N.J.S.A. 2C:17-1(a)(3) (emphasis supplied). The facts in the record support that verdict. We recognize that defendant was acquitted of the more heinous charges against him. However, the Legislature has determined that even arson that recklessly places another in danger when done to secure insurance proceeds is a second degree offense. As a result, some compelling reason, other than that the conduct did not meet the purposefully or knowingly requirement, must be shown to downgrade the offense.
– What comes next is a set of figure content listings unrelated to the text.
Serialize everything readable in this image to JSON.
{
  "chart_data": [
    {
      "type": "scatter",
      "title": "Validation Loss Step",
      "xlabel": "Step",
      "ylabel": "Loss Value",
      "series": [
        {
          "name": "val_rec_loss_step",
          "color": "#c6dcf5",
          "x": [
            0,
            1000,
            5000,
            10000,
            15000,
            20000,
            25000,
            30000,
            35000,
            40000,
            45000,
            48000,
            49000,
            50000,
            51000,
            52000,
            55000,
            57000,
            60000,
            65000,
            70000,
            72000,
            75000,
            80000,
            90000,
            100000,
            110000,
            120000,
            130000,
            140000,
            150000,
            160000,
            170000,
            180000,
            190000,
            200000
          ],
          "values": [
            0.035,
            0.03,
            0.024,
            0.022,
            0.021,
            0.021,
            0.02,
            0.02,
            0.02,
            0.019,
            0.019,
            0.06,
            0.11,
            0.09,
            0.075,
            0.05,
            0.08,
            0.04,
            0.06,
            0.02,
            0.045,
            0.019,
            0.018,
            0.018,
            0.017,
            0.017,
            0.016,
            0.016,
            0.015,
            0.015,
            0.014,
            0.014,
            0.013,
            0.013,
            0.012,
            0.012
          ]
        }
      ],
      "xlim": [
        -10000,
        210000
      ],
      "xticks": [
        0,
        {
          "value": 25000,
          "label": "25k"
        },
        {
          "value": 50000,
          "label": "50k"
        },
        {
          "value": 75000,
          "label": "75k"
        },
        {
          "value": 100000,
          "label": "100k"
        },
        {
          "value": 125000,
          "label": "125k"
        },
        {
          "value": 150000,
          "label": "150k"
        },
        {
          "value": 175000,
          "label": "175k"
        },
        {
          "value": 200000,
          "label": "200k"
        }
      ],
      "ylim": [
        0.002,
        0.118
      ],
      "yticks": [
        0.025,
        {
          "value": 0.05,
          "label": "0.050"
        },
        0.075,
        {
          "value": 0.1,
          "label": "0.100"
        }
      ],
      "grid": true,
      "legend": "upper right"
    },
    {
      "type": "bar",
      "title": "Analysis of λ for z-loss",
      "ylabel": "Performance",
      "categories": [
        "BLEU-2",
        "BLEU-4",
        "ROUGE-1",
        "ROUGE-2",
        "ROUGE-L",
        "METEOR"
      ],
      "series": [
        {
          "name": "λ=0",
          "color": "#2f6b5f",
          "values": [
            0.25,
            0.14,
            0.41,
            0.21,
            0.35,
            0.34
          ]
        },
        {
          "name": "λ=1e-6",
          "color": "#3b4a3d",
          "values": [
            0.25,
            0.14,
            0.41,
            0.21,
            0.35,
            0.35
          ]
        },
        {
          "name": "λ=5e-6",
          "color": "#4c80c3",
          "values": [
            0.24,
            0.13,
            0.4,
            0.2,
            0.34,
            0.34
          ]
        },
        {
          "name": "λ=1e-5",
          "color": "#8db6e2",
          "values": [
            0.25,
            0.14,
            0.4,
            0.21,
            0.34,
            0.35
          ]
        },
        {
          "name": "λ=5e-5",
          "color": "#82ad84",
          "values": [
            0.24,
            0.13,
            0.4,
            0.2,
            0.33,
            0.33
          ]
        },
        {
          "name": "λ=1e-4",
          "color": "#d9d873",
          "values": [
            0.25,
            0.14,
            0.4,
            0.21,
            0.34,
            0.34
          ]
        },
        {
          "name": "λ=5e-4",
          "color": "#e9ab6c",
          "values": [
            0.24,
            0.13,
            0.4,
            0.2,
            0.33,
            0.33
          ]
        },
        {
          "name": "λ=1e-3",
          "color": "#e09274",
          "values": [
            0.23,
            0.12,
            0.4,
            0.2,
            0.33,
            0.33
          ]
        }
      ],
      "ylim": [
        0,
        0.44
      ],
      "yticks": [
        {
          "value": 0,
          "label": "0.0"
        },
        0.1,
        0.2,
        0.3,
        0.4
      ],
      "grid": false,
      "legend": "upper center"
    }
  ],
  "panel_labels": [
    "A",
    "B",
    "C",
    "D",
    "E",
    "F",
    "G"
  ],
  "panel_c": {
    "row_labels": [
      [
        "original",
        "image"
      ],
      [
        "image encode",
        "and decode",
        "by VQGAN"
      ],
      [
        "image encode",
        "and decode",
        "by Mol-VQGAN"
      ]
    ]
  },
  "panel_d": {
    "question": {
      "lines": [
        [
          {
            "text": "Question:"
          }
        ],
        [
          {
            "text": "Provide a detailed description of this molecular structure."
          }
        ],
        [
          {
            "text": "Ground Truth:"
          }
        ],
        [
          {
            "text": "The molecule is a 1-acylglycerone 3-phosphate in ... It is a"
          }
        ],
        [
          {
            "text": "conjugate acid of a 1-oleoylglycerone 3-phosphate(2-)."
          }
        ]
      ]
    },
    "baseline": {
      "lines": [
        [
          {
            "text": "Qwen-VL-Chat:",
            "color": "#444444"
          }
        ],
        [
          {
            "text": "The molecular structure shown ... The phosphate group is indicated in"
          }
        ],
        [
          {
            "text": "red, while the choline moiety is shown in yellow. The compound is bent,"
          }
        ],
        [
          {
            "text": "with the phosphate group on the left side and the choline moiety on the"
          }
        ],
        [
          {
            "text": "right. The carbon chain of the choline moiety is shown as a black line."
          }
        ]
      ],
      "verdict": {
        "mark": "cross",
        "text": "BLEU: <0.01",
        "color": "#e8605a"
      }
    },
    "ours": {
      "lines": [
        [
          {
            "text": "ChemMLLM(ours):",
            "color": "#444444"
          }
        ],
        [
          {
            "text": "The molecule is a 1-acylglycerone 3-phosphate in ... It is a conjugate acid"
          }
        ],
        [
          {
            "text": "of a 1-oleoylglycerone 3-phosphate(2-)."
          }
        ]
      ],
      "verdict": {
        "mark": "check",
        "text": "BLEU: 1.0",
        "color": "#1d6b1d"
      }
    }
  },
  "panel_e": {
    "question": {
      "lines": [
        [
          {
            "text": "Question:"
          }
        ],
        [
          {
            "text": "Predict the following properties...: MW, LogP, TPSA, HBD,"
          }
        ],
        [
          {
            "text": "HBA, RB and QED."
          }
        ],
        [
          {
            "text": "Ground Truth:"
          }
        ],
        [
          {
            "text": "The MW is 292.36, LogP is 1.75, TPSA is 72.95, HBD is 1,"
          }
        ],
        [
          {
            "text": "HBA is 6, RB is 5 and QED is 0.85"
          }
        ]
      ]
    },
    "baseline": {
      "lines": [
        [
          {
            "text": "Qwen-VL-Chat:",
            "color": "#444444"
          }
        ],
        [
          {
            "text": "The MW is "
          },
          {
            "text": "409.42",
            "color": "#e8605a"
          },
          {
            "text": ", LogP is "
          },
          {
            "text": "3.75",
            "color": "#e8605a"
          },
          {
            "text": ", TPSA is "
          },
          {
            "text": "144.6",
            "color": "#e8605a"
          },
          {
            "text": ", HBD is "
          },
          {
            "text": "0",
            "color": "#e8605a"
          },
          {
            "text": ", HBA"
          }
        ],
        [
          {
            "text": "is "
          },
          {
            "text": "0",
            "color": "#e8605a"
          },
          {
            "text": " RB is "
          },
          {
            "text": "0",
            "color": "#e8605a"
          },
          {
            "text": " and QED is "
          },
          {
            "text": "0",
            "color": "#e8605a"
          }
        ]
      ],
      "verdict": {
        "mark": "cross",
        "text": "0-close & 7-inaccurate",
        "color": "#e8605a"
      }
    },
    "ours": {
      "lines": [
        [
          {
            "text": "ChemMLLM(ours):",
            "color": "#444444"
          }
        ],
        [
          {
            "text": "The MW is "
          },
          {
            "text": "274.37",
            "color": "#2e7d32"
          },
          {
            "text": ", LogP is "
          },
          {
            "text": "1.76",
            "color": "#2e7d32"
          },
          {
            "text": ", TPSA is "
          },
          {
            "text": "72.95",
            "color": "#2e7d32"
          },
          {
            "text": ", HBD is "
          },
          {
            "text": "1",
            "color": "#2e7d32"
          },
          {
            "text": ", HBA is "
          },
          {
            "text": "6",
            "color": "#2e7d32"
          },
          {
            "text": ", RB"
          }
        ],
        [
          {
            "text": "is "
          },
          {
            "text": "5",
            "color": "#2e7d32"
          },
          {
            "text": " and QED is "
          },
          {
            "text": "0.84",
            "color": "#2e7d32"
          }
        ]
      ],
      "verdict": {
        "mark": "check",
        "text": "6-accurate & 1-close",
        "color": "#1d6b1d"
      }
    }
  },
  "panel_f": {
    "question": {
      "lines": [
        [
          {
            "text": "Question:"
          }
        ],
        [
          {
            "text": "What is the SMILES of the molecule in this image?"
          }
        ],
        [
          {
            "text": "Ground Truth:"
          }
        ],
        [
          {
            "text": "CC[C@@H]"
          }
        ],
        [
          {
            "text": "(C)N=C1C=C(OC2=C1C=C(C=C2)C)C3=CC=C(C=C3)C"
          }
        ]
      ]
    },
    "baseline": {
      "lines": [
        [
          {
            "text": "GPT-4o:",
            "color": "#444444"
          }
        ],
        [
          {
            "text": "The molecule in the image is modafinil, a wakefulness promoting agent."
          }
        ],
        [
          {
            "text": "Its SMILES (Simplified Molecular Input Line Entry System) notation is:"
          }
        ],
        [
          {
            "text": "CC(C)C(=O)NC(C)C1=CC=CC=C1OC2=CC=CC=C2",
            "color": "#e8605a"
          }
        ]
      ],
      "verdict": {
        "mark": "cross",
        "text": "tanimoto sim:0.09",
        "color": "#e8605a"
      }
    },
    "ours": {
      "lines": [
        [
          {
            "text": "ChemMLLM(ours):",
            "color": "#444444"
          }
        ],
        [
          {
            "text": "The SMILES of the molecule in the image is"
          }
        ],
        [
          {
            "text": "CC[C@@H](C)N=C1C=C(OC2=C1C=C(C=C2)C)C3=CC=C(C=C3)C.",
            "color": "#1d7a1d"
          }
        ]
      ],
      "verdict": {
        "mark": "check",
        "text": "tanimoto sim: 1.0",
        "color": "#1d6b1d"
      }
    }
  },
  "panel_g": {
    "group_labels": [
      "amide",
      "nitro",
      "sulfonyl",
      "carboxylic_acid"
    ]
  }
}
After a careful review of the record including arguments of counsel and the trial court's analysis of the sentence, we find no compelling reasons for the downgrade. The circumstances of the crime indicate that defendant deliberately set a fire in his apartment and left the multifamily building without taking any steps to alert anyone to the presence of the fire or to attempt to put the fire out. The potential for harm was grave. He took these steps in order to collect insurance money from his renter's insurance policy. He was the sole instigator and participant in the crime. We find no compelling reasons indicating that the interests of justice demand that the aggravated arson charge be downgraded. Accordingly, we vacate the sentence on count one, aggravated arson.
We affirm the conviction, and we remand for resentencing on count one in accordance with this opinion.